Mike Konczal makes a familiar point today about the HAMP program, which was supposed to help reduce home foreclosures but, in fact, has accomplished close to nothing:

Obama’s Treasury team took a system that had a terrible design and doubled-down on it. Servicers aren’t modifying mortgages. There’s an active empirical debate we’ll cover next week over whether or not servicers are not modifying mortgages because of information problems or becomes of adverse incentive structure — or if you don’t speak economics, whether or not the servicers are dumb or corrupt. What was meant to be a passive, thin, pass-through vehicle with obvious conflicts of interest now has to actively manage a giant portfolio of troubled mortgages. And they are either unwilling or incapable of acting as a fiduciary for investors and getting mortgages back to being current and working.

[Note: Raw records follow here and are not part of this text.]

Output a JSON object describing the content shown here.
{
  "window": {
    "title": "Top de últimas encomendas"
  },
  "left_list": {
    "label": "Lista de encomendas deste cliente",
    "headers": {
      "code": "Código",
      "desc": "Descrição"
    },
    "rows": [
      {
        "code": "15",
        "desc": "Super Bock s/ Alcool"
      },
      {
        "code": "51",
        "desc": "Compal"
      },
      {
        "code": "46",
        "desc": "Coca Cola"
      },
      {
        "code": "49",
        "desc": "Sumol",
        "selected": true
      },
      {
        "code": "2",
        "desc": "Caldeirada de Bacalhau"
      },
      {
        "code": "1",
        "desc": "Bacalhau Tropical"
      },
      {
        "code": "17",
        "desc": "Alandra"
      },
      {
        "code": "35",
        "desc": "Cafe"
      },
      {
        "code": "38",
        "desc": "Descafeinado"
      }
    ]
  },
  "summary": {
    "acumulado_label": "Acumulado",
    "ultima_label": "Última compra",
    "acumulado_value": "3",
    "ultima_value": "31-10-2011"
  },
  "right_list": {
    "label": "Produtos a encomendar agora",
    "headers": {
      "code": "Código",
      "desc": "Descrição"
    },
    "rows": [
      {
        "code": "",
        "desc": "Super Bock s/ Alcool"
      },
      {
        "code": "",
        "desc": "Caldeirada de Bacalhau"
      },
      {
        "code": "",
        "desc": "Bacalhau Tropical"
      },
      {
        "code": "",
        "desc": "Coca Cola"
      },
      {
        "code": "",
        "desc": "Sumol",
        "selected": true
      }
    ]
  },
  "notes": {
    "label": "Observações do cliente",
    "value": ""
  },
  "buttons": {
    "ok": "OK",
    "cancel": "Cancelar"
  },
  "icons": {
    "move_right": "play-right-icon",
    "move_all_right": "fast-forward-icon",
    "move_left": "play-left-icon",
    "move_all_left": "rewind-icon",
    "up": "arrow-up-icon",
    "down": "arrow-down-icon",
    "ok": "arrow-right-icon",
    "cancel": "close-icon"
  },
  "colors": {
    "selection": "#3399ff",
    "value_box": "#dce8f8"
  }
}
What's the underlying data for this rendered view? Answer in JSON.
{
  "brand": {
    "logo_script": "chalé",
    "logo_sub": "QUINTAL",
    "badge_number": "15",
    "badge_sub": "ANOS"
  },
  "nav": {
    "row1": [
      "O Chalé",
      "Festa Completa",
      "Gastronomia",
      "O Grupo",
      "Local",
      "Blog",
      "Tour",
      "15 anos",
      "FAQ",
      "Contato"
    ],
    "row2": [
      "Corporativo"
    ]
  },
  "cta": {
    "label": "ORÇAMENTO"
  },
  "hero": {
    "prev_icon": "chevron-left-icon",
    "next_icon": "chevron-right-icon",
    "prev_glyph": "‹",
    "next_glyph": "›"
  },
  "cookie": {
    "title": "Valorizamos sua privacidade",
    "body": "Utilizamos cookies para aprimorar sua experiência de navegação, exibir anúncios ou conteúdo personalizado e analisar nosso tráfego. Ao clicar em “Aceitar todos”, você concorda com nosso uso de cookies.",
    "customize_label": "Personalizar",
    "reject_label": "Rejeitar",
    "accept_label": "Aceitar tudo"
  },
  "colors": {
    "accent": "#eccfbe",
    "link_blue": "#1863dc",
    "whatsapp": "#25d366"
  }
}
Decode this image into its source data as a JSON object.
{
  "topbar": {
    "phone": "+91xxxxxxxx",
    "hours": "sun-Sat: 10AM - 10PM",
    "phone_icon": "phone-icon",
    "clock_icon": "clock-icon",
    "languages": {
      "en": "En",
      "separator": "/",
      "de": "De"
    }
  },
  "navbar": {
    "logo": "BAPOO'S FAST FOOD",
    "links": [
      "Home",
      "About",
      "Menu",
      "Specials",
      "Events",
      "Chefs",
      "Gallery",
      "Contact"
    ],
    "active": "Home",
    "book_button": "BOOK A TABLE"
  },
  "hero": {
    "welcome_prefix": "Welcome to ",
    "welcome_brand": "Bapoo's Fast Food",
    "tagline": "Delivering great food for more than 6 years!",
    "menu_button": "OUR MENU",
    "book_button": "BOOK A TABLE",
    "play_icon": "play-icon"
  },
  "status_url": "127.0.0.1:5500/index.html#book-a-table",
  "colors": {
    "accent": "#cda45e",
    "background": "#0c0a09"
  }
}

Well, I for one look forward to next week’s discussion of this. As I understand it, the basic problem is that loan servicers can make a lot of money by stringing homeowners along, raking in a lot of fees along the way — for insurance, appraisals, title searches, legal services, etc. — and then eventually allowing them to default anyway. The basic story is here. To some extent, then, what’s happening is understandable: the incentives are lousy and companies are simply making money on other people’s misery. Nothing new about that.

And yet….somehow this has never quite added up. I don’t doubt that loan servicers are in business to make money and don’t really care if homeowners suffer or not. That’s pretty commonplace corporate behavior. But they are in business to make money, and if there’s one thing banks are good at, it’s figuring all the angles when it comes to making a buck. If, in the long run, principal reductions really, truly were the most profitable way to deal with underwater homeowners, I’d expect that not only would banks figure this out pretty quickly, they’d be figuring out ways to create securitized bundles of principal reductions to sell to gullible German investors. That well can’t be completely dry, can it?

So why hasn’t this happened? There are a couple of obvious possibilities here. One is that the complicated nature of mortgage securitization simply makes principal reduction too hard. Once the loans have been securitized, tranched, retranched, and re-retranched, there are so many note holders with a legal stake that it’s all but impossible to get unanimous agreement to do a principal reduction. Another possibility is that banks are afraid of knock-on effects: once they start reducing principal in a few cases, their entire customer base will find out what’s going on and start withholding payment in hopes of getting the same treatment. Reducing principal for 10% of their customers might make sense, but banks might be afraid that there’s no way to hold the line there.

However, this is just uninformed speculation, and I await Mike’s more informed take on this. One way or another, though, it’s hard to believe that banks are really, truly passing up a win-win opportunity here. There has to be more going on.